H2O AutoML uses H2O algos (like RF, GBM) from below, so if you cannot get good models there, you will experience the same problems using AutoML. I'm not sure what I would call this refit - especially since your models do not succeed in predicting emissions.
My recommendation is to register your response variable - this is a useful thing when you make a skewed reaction. In the future, H2O AutoML will try to automatically detect a distorted answer and take a log, but this is not a function of the current version (H2O 3.16. *).
Here is a little more detail if you are not familiar with this process. First create a new column, for example. log_response , as follows and use this as an answer when learning (in RF, GBM or AutoML):
train[,"log_response"] <- h2o.log(train[,response])
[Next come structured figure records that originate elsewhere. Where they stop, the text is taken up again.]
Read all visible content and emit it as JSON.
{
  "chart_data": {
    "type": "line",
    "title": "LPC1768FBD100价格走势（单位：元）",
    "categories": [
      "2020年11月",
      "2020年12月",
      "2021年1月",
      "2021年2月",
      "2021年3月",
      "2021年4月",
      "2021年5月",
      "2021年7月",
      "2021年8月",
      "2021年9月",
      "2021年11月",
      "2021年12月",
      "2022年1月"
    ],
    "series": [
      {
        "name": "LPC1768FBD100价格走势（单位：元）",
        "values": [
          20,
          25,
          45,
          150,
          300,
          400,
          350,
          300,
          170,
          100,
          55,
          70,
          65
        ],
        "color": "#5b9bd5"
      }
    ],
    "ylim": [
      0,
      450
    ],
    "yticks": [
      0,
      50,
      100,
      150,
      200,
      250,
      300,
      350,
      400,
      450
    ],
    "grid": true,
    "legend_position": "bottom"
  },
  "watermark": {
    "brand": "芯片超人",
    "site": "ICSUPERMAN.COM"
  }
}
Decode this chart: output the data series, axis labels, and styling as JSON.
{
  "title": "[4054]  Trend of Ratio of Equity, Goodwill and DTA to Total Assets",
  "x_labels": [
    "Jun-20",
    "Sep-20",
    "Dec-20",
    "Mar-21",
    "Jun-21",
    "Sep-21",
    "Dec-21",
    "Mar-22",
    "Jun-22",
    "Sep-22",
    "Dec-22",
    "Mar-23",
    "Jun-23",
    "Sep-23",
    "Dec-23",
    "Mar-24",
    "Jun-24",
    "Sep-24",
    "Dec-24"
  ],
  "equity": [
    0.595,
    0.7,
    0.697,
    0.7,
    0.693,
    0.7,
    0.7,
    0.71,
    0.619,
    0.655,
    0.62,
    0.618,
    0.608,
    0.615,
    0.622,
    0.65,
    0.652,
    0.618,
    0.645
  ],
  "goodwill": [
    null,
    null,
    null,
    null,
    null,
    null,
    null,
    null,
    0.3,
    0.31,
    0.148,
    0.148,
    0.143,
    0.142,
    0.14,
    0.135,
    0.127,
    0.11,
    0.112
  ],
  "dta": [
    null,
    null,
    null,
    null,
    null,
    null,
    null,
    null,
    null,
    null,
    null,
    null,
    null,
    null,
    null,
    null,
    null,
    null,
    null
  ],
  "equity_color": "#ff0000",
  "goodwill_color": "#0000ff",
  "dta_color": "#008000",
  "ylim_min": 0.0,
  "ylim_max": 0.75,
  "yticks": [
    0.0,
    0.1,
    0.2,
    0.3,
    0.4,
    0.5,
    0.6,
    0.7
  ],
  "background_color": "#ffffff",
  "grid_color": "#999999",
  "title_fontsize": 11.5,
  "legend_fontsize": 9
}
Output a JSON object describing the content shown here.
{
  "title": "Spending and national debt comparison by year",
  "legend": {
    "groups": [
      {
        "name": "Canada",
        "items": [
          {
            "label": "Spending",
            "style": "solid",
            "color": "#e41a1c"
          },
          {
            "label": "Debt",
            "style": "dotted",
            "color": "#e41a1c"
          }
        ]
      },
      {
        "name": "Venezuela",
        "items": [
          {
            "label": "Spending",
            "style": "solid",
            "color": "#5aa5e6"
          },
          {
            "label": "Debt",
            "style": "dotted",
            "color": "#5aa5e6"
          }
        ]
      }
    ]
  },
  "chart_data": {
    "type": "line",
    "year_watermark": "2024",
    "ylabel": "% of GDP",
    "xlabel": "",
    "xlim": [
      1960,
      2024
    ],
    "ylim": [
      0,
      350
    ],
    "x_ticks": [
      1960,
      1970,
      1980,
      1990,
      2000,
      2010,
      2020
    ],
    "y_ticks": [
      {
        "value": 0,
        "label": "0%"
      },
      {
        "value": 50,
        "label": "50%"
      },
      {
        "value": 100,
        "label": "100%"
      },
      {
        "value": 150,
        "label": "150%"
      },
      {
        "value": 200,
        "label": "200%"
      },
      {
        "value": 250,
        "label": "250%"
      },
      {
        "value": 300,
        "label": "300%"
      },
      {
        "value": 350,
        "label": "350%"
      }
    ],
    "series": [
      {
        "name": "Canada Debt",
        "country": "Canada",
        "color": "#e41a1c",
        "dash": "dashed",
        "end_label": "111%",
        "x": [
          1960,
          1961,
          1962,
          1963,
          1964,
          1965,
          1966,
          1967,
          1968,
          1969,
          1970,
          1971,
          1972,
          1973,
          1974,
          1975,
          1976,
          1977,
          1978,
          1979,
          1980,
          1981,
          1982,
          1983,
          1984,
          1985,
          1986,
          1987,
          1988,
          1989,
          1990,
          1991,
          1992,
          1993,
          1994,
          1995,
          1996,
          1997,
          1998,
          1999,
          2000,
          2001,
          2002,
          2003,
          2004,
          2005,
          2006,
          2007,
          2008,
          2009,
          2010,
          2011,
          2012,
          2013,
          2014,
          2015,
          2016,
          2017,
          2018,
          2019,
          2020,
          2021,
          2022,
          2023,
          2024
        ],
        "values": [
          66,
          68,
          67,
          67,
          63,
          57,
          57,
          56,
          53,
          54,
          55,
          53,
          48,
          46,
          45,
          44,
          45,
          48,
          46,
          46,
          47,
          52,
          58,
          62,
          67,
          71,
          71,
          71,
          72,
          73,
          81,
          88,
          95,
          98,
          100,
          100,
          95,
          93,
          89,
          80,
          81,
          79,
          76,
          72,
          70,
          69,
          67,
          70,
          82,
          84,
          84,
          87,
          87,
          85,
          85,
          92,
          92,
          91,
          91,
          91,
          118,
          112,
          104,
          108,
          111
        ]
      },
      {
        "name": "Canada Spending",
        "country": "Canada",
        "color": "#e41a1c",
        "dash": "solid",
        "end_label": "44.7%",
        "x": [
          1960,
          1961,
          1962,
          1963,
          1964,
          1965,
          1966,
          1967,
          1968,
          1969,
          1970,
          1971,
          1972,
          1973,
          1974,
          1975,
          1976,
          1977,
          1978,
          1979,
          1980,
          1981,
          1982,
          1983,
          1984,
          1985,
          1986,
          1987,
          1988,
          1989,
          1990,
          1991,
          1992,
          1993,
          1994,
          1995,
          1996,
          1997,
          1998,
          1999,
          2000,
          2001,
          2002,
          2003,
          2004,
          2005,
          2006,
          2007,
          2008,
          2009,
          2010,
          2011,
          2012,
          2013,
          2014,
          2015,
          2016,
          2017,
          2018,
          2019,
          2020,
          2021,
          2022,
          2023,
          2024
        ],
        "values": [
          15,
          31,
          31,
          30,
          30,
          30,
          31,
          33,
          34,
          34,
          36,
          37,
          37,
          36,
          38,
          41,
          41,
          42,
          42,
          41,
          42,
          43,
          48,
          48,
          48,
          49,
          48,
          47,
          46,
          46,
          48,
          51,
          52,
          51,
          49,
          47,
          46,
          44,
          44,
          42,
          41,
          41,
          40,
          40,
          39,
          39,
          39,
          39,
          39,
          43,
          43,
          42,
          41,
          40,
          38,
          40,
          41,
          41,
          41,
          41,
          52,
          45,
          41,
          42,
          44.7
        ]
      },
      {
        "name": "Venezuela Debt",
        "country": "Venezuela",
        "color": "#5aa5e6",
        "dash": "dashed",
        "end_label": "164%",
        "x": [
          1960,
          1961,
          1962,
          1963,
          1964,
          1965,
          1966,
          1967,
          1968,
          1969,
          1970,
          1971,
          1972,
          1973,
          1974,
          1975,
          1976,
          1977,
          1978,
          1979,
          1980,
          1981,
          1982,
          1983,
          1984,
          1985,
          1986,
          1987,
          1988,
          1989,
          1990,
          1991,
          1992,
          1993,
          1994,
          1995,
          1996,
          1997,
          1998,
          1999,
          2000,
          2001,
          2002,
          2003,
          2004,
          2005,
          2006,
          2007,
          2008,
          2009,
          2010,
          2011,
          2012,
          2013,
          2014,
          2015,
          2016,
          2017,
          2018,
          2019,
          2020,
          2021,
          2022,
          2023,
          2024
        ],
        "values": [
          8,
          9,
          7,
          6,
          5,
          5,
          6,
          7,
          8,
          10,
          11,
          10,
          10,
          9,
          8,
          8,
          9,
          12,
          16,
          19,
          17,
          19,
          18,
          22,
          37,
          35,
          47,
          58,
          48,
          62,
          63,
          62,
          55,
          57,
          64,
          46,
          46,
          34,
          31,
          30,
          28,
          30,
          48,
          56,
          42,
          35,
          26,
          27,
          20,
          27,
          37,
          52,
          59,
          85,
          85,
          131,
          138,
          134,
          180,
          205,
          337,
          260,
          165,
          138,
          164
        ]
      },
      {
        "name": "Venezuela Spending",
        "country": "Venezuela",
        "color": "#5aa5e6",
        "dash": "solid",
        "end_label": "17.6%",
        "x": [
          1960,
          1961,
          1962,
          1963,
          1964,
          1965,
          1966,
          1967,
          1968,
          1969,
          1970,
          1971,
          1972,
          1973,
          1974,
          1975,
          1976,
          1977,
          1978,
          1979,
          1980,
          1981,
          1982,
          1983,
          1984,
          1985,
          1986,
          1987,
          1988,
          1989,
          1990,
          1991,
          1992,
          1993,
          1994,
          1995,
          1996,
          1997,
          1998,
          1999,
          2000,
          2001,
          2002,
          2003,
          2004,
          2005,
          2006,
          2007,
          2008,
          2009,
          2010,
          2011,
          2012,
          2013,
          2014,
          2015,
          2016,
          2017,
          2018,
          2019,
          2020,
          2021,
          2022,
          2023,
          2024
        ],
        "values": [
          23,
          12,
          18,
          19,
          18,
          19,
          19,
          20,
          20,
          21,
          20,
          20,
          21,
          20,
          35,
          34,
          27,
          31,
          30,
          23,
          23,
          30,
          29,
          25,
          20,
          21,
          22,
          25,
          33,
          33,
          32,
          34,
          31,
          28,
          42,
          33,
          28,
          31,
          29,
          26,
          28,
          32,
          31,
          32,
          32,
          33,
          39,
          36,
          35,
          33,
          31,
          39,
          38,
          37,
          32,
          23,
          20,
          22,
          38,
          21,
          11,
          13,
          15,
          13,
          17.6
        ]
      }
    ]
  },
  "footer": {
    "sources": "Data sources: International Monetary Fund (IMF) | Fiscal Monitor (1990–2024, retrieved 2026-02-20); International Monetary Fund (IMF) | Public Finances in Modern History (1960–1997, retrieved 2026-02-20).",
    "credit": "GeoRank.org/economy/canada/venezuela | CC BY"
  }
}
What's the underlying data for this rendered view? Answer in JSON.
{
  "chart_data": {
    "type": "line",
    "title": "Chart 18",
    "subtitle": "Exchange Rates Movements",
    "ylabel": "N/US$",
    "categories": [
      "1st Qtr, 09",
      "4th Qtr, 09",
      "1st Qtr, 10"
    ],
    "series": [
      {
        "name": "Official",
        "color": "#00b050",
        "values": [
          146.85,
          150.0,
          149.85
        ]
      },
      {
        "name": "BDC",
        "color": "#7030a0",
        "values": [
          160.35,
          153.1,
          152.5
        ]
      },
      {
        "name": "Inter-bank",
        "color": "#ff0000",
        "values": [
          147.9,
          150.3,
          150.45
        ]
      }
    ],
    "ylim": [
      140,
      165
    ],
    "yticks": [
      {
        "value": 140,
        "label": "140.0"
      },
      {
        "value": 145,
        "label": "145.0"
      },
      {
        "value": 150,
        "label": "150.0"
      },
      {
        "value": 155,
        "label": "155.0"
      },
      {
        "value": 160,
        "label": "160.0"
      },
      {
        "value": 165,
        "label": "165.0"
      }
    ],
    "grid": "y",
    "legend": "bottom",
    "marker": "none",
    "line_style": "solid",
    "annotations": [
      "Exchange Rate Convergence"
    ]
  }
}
Cautions. If you have zeros in the answer, you should use h2o.log1p() . Do not include the original answer in your predictors. In your case, you do not need to change anything, because you already explicitly specify predictors using the vector predictors .
Keep in mind that when you record a response, your predictions and model metrics will appear in the log scale. Therefore, if you need to convert your forecasts back to a normal scale, for example:
model <- h2o.randomForest(x = predictors, y = "log_response", training_frame = train, valid = valid) log_pred <- h2o.predict(model, test) pred <- h2o.exp(log_pred)
This gives you predictions, but if you also want to see metrics, you will have to calculate those that use the h2o.make_metrics() function using new ancestors, rather than retrieving metrics from the model.
perf <- h2o.make_metrics(predicted = pred, actual = test[,response]) h2o.mse(perf)
You can try this using RF, as I showed above, or GBM, or with AutoML (which should provide better performance than RF or GBM alone).
Hope this helps improve the performance of your models!